The toilet paper game went ok. Until this one girl collected the toilet paper from 75 girls and stupidly put all of that toilet paper too close to the luminarias. Someone opened a window because it was a little stuffy from the heat of all those candles (our cheeks were so red we all looked like we were going to have strokes!) that the flame blew over on the luminarias and everything caught fire. At first the sprinkler system didn’t turn on, so when some of that plastic decoration stuff on the walss of the reastaurant blew, it really blew!! One girl got a piece of hot plastic in her hair and it went right through I’m telling you. She’ll need a comb over for weeks!

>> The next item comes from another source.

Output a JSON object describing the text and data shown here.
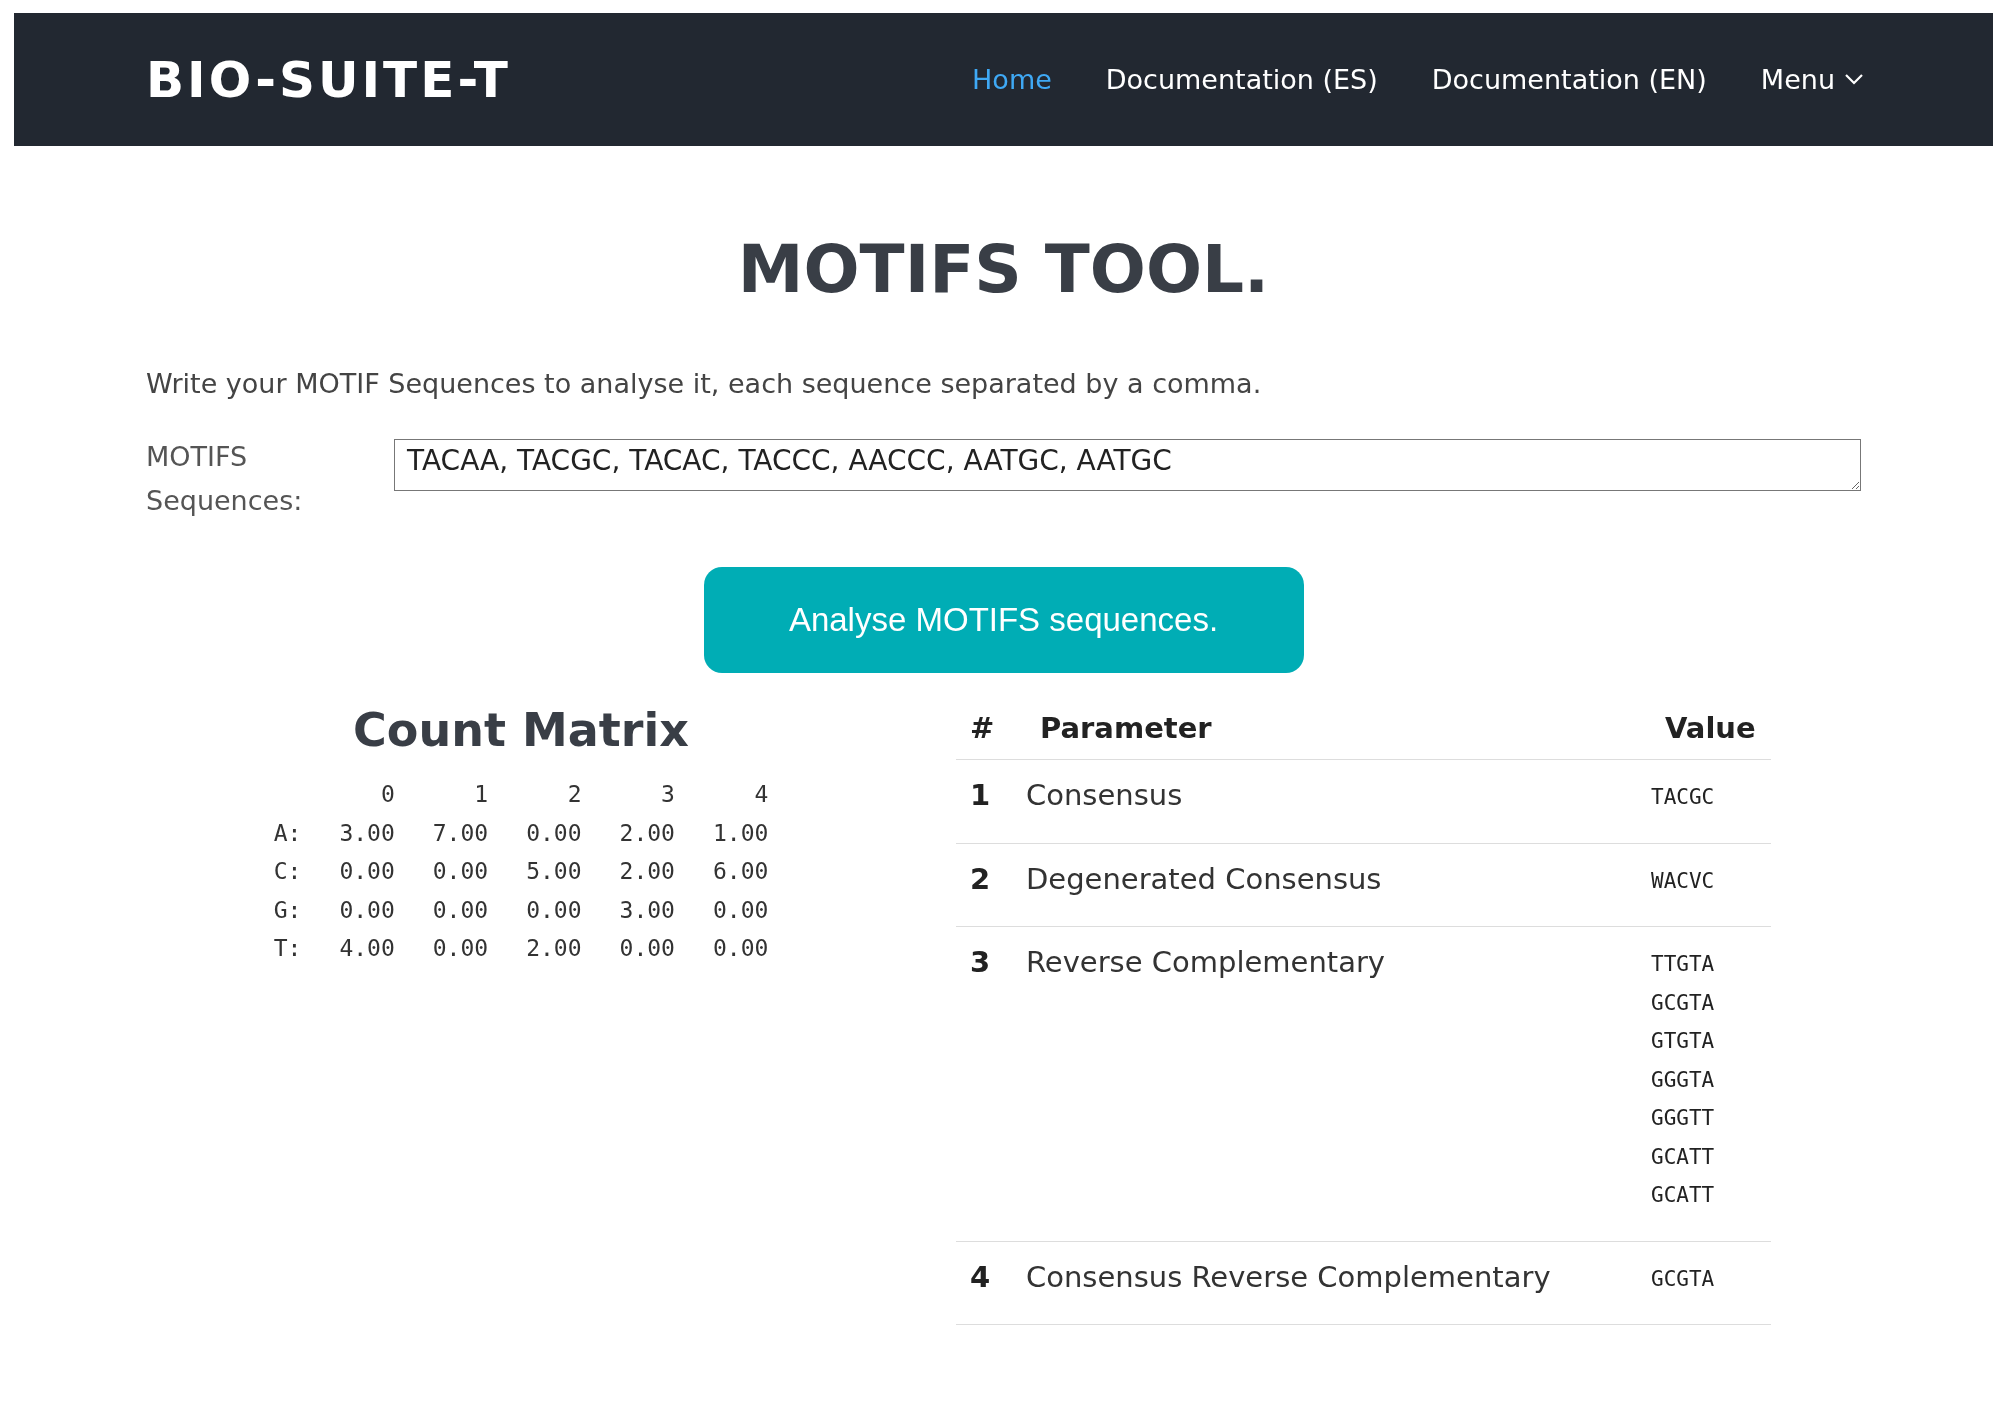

Anywho, for a few minutes, it sounded like the 1812 overture. Then finally the sprinklers came on and sadly, all the presents were ruined.
The total bill cost me $17,500 because they “underestimated” catering costs and the fire damage was unexpected. They sat around and did nothing and I was the one who had to do these ridiculous games like the toilet paper game.
But they will never forget my luminarias!!!! Neither will I!
That is an amazing story! I admire your pragmatic approach to the disaster that became of the luminaria’s. The irony of a fire at a shower is also not lost on me.